Siempre a las cinco. Bajo del segundo piso desprendiéndome los hilachos de correos electrónicos que se quedaron pendientes en la última junta de la tarde. Atravieso el vestíbulo, mustioquieto. Tanteo en mi bolsa hasta sentir el espiral amarillo que uso de llavero. Abro la puerta derecha del edificio, rumbo al estacionamiento. Y todas las veces, siempre a las cinco, en lo que camino rumbo a mi coche, atravieso un corchete de viento. Huele a sal. Yo podría dejar pasar ese olor y asociarlo al puerto cercano. El puerto es parte de la bahía que pasa por debajo del Golden Gate y desemboca en el Océano Pacífico.

El rojo del puente fue, por años, la última visión de los soldados recién abrazados, enviados a pelear a Japón y la primera imagen a su regreso, después de sobrevivir a la guerra, algunos como prisioneros; ese mar y yo tenemos una historia de mensajes en botella a lo largo de la costa, pasando por Cabo San Lucas, Puerto Vallarta, Choluteca, Quito, Lima y Valparaíso; «así huele una mujer cuando el destino le roba un beso» leí alguna vez frente a la costa y todas sus orillas y las mías; colecciono momentos bajo el prisma de un faro, acantilados, la lucha de poder de la roca y el agua, unidades de muerte.

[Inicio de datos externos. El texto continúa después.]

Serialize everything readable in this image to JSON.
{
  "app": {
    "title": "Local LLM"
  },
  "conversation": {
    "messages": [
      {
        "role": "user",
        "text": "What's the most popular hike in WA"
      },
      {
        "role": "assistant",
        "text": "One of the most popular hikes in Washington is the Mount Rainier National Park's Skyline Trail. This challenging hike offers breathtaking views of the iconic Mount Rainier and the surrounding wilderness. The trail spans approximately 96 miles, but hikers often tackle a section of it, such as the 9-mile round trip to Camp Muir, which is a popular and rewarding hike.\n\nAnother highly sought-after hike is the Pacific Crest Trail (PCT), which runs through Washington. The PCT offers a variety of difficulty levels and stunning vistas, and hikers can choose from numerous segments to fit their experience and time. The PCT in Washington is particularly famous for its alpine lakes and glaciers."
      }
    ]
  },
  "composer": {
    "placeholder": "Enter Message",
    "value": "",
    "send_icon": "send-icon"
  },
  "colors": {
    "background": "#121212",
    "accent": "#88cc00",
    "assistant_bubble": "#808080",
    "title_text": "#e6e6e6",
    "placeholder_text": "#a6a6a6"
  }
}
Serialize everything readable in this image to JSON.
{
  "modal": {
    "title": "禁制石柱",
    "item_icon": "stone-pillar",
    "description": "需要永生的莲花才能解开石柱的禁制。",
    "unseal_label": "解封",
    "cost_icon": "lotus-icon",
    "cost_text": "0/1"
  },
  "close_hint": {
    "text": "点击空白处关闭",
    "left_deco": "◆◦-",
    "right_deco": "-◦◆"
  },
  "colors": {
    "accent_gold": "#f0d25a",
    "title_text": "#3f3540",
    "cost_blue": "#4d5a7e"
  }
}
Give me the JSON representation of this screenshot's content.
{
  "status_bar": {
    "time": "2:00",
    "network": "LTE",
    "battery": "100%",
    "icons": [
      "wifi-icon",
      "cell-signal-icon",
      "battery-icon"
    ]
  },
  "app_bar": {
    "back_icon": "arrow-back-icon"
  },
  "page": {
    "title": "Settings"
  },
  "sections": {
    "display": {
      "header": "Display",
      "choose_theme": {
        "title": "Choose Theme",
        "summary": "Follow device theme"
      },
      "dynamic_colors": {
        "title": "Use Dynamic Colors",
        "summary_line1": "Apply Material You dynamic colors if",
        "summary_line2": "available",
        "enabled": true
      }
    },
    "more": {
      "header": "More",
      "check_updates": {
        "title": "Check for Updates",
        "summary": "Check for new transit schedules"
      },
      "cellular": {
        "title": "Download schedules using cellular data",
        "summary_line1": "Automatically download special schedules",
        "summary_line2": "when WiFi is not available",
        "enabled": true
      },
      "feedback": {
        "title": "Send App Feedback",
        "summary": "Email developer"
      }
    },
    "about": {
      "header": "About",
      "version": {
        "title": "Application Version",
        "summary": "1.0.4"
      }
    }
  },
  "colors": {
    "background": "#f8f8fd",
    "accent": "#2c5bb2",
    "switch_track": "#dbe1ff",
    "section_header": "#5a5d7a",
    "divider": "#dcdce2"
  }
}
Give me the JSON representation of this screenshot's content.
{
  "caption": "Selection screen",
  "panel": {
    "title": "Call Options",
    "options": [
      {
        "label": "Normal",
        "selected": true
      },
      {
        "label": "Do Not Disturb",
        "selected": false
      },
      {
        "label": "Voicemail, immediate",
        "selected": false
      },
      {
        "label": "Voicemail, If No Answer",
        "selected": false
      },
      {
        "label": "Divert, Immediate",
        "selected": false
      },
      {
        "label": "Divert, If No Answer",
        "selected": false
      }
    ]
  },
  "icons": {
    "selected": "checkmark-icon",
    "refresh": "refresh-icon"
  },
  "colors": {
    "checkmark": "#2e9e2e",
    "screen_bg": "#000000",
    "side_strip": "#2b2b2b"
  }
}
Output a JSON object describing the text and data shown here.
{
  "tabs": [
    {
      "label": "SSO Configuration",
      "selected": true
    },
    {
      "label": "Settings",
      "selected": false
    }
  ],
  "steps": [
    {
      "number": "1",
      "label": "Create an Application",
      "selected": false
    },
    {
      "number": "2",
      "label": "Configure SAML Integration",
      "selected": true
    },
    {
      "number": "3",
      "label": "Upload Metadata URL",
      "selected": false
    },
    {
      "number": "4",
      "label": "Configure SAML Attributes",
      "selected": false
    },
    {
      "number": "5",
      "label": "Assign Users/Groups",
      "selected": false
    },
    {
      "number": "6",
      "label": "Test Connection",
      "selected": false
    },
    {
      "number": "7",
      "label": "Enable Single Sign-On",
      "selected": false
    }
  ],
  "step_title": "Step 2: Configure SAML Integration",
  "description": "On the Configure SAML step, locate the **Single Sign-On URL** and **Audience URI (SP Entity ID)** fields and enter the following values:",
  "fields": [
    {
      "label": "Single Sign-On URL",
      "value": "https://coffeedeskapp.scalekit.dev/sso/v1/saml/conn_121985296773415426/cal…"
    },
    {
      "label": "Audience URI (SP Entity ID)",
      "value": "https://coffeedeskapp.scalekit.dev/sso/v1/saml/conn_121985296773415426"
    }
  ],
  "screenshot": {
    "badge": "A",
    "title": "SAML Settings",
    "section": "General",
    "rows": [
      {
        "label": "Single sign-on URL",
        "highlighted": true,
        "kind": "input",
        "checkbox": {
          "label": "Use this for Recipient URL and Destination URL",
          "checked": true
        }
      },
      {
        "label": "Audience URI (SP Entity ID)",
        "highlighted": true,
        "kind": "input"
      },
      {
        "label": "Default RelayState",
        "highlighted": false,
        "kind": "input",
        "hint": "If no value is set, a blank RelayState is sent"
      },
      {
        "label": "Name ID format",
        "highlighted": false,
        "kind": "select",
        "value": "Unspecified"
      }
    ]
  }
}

Podría dejarlo pasar, decir, nada más: son las cinco y huele a sal. No quiero, ¡qué tristeza! El día que pueda nombrar ese olor sin que me escueza la memoria habré perdido significados importantes. Huele a sal, me digo, y qué maravilla que no me sea indiferente. Qué consuelo trabajar en una oficina y seguir sintiendo, en punto.